WINDOM, Minn. (FOX 9) - Strong weekend storms left behind some damage in Cottonwood County just days before the county fair.
Some of the storms, including a very weak, brief, EF-0 tornado were specifically in Windom, which is about two and a half hours southwest of the Twin Cities and home to the county’s beloved fair.
While some were worried the damage would delay Tuesday’s start to the fair, organizers say the show will go on.
The director of Cottonwood County’s Emergency Management says this is the first time weather this severe has hit Windom in recent memory.
“This half of the children’s barn folded up and was laying on the other side,” said Mike Hanson, of the Cottonwood County Fair Board.

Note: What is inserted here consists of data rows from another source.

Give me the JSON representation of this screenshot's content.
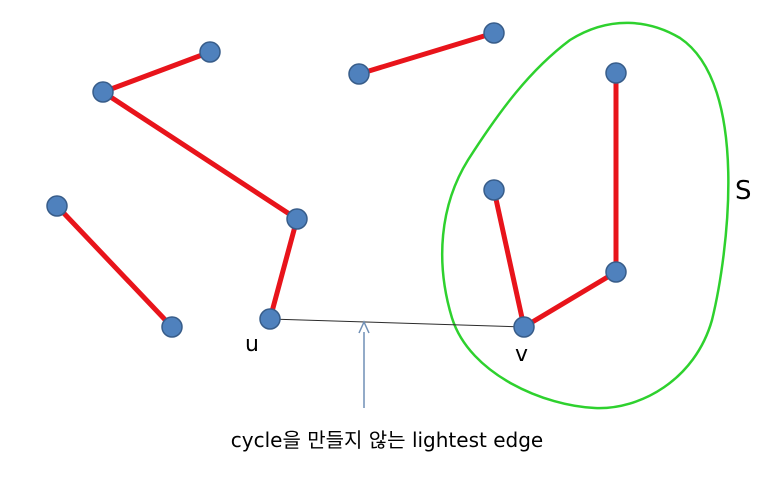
{
  "labels": {
    "u": "u",
    "v": "v",
    "set": "S"
  },
  "caption": "cycle을 만들지 않는 lightest edge",
  "colors": {
    "tree_edge": "#e8141b",
    "candidate_edge": "#2b2b2b",
    "node_fill": "#4f81bd",
    "node_stroke": "#385d8a",
    "set_boundary": "#2ed12e",
    "arrow": "#6f8fb5"
  }
}
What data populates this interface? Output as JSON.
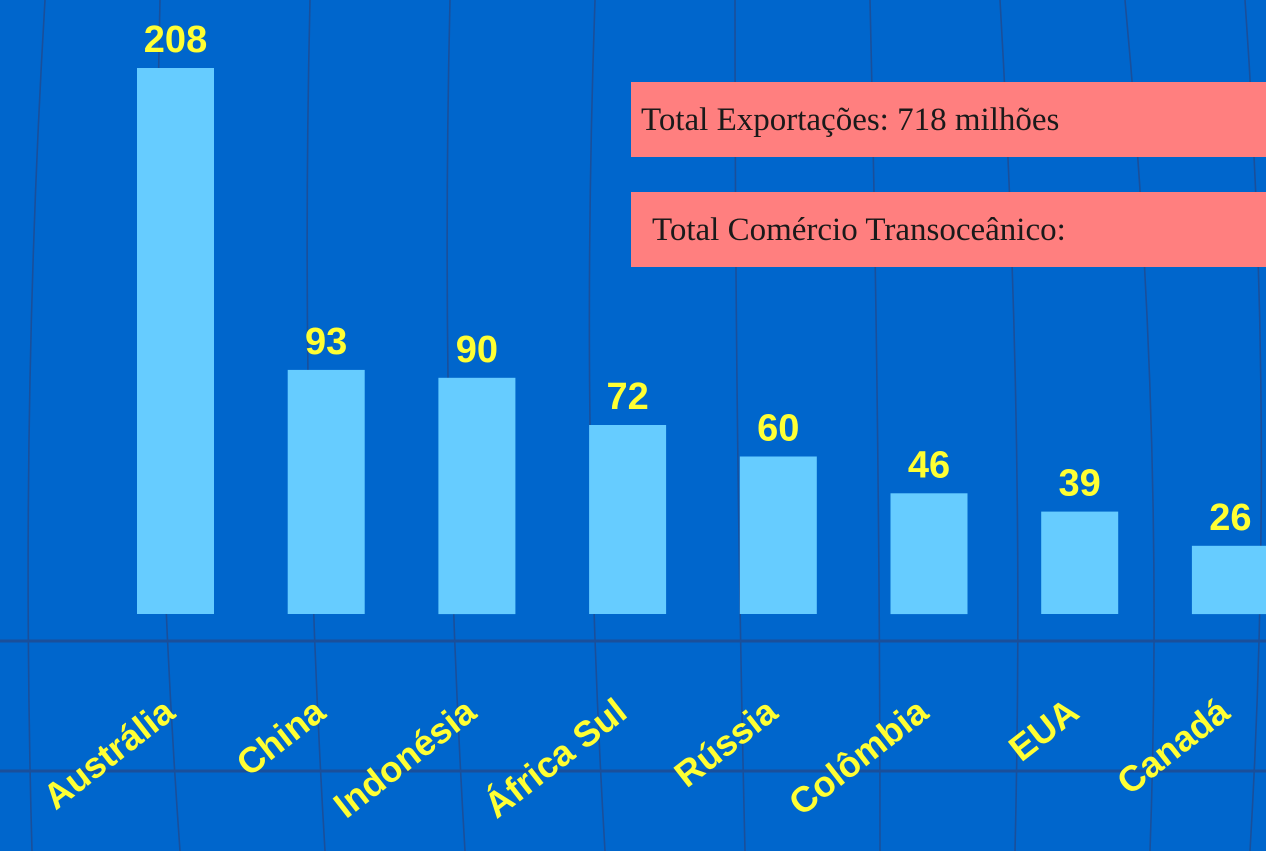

Looking at the state of the fairgrounds after two days of cleanup, it looks like the fair will ultimately weather the storm.
“I wasn’t here, but it isn’t an experience you want to go through especially a few days before a fair,” Hanson said.

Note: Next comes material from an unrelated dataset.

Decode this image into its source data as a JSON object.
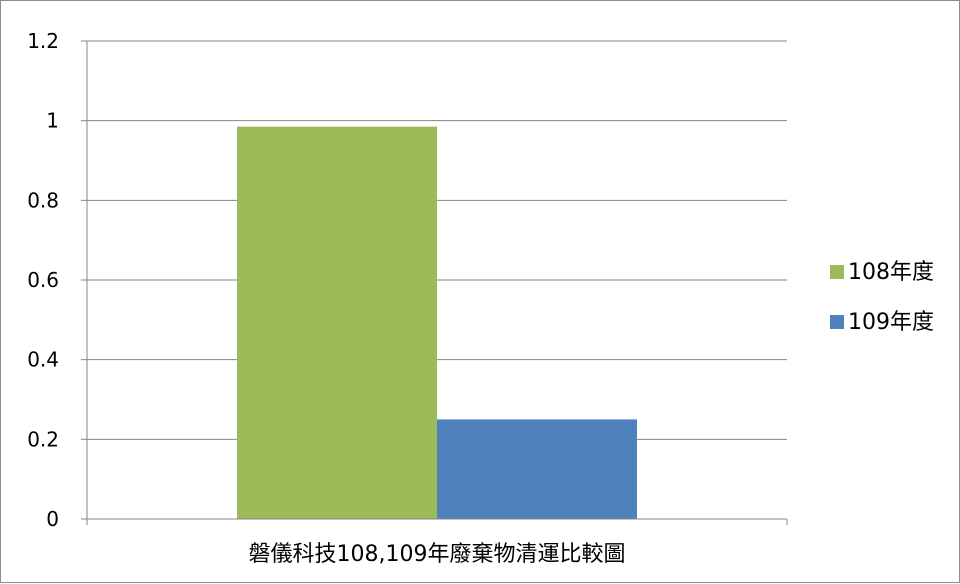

A severe storm rocked Windom Saturday, ripping half the roof off the children’s barn, blowing the doors off a couple of others and causing some damage to the hog barn.
Elsewhere in town, the winds flipped a camper, knocked down several trees and damaged a can collection bin, but luckily nobody was hurt and there wasn’t any serious damage.
“[The storm’s path] was only about 100 feet wide or so,” said Paul Johnson, the Cottonwood County Emergency Management Director. “It was really weird there was one yard where there are tons of branches and sticks and the next one where nothing was touched.”
After racing to clear debris and have a building inspector make sure all the structures are safe for the public, organizers say the fair will begin on Wednesday as planned.
City leaders say this is the fourth natural disaster residents have dealt with in the last year or so, including two floods and a storm with straight-line winds just last month.
“It wasn’t as bad as we thought, so I’m thankful for that,” Hanson said. “Glad it happened last weekend than coming during the fair, because if it happened during the fair, it would’ve been a whole lot worse.”
In the end, organizers say fairgoers will still get to have a blue ribbon experience.
“I wouldn’t wish it on anyone else, but having been through it, it appears we made it,” Hanson said.
Now that the cleanup is over, it will be move-in day at the fairgrounds tomorrow with the fair opening on Wednesday.